Study Guide - Availability Concepts

  • Fault tolerance - hardware redundancy. The capability of any system to continue functioning after some part of the system has failed.
  • High availability - making sure that our systems are up (measured in uptime) - try to maintain the 5 9’s (99.999%)
  • Load balancing - distributes incoming requests across various server in the incoming requests based on location
  • NIC teaming - Connecting multiple NICs in tandem to increase bandwidth in smaller increments.
  • Port aggregation - joining multiple network device ports together for increased bandwidth and redundancy.
  • Clustering - connecting systems together with the intent of delivering network services from the cluster to increase responsiveness and capacity.
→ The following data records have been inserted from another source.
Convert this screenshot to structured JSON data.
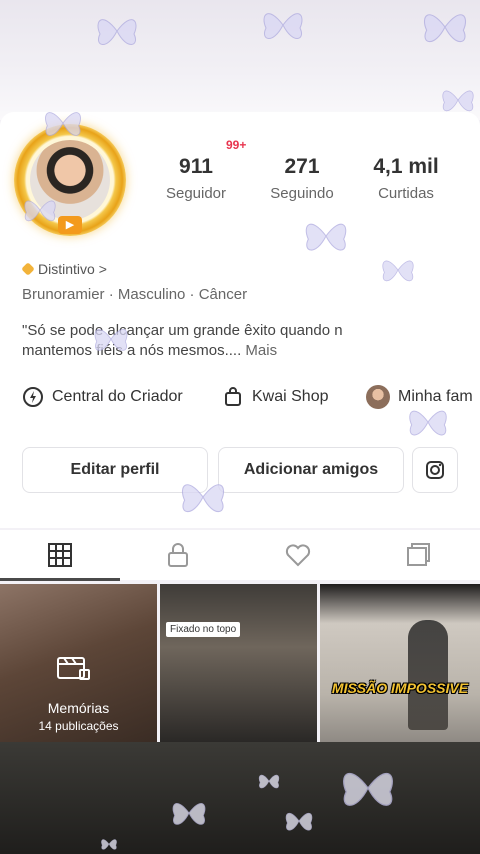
{
  "notification_badge": "99+",
  "stats": [
    {
      "value": "911",
      "label": "Seguidor"
    },
    {
      "value": "271",
      "label": "Seguindo"
    },
    {
      "value": "4,1 mil",
      "label": "Curtidas"
    }
  ],
  "badge": {
    "label": "Distintivo",
    "chevron": ">"
  },
  "profile": {
    "tags": "Brunoramier · Masculino · Câncer",
    "bio_line1": "\"Só se pode alcançar um grande êxito quando n",
    "bio_line2": "mantemos fiéis a nós mesmos....",
    "bio_more": "Mais"
  },
  "quick_links": {
    "creator_center": "Central do Criador",
    "kwai_shop": "Kwai Shop",
    "family": "Minha fam"
  },
  "actions": {
    "edit_profile": "Editar perfil",
    "add_friends": "Adicionar amigos"
  },
  "grid": {
    "memories_title": "Memórias",
    "memories_count": "14 publicações",
    "pinned_label": "Fixado no topo",
    "video_title": "MISSÃO IMPOSSIVE"
  },
  "icons": [
    "play-icon",
    "creator-center-icon",
    "shopping-bag-icon",
    "family-avatar-icon",
    "instagram-icon",
    "grid-icon",
    "lock-icon",
    "heart-icon",
    "collection-icon",
    "memories-icon",
    "butterfly-icon"
  ],
  "colors": {
    "accent_gold": "#f2b33a",
    "notification_red": "#e8344e",
    "card_bg": "#ffffff"
  }
}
This solution also increases availability and redundancy.

Power management

  • Battery backups/UPS - An uninterruptible power supply (UPS) protects your computer in the event of a power sag or power outage. A UPS essentially contains a big battery that provides AC power to your computer regardless of the power coming from the AC outlet. It does not provide enough power for you to continue working.
  • Power generators - A generator provides power redundancy. Provides electricity if the power utility fails.
  • Dual power supplies - Secondary source of power in the event that primary power fails.
  • Redundant circuits - specialized electrical hardware like rack-mounted AC distribution boxes. AC distribution system can supply multiple dedicated AC circuits to handle any challenging setups/systems.

Recovery

  • Cold sites (weeks/months to get back up and running)
    • Building is available, but you may not have any hardware or software in place or configured
    • You need to buy resources (or ship them in), and then configure/restore the network
    • Recovery is possible, but slow and time consuming
  • Warm sites (24 hrs - 7 days to get back up and running)
    • Building & equipment is available
    • Software may not be installed and latest data is not available
    • Recovery is fairly quick, but not everything from original site is available for employees
  • Hot sites (high cost)
    • Building, equipment, and data is available
    • Software and hardware is configured
    • Basically, people can just walk into the new facility and get back to work
    • Downtime is minimal w/nearly identical service level maintained

Backups

  • Full - Complete backup is the safest and most comprehensive, time consuming & costly
  • Differential - Only backups data since the last backup
  • Incremental - Backup only data changed since last incremental backup - need all backups for full restore
  • Snapshots - read-only copy of data frozen in time (VM’s)

  • MTTR (mean time to repair) - measures the average time it takes to repair a network device
  • MTBF (mean time between failures) - measures the average time between failures of a network device
  • SLA requirements - quality availability, specific responsibilities - are agreed upon between the service provider and the service user.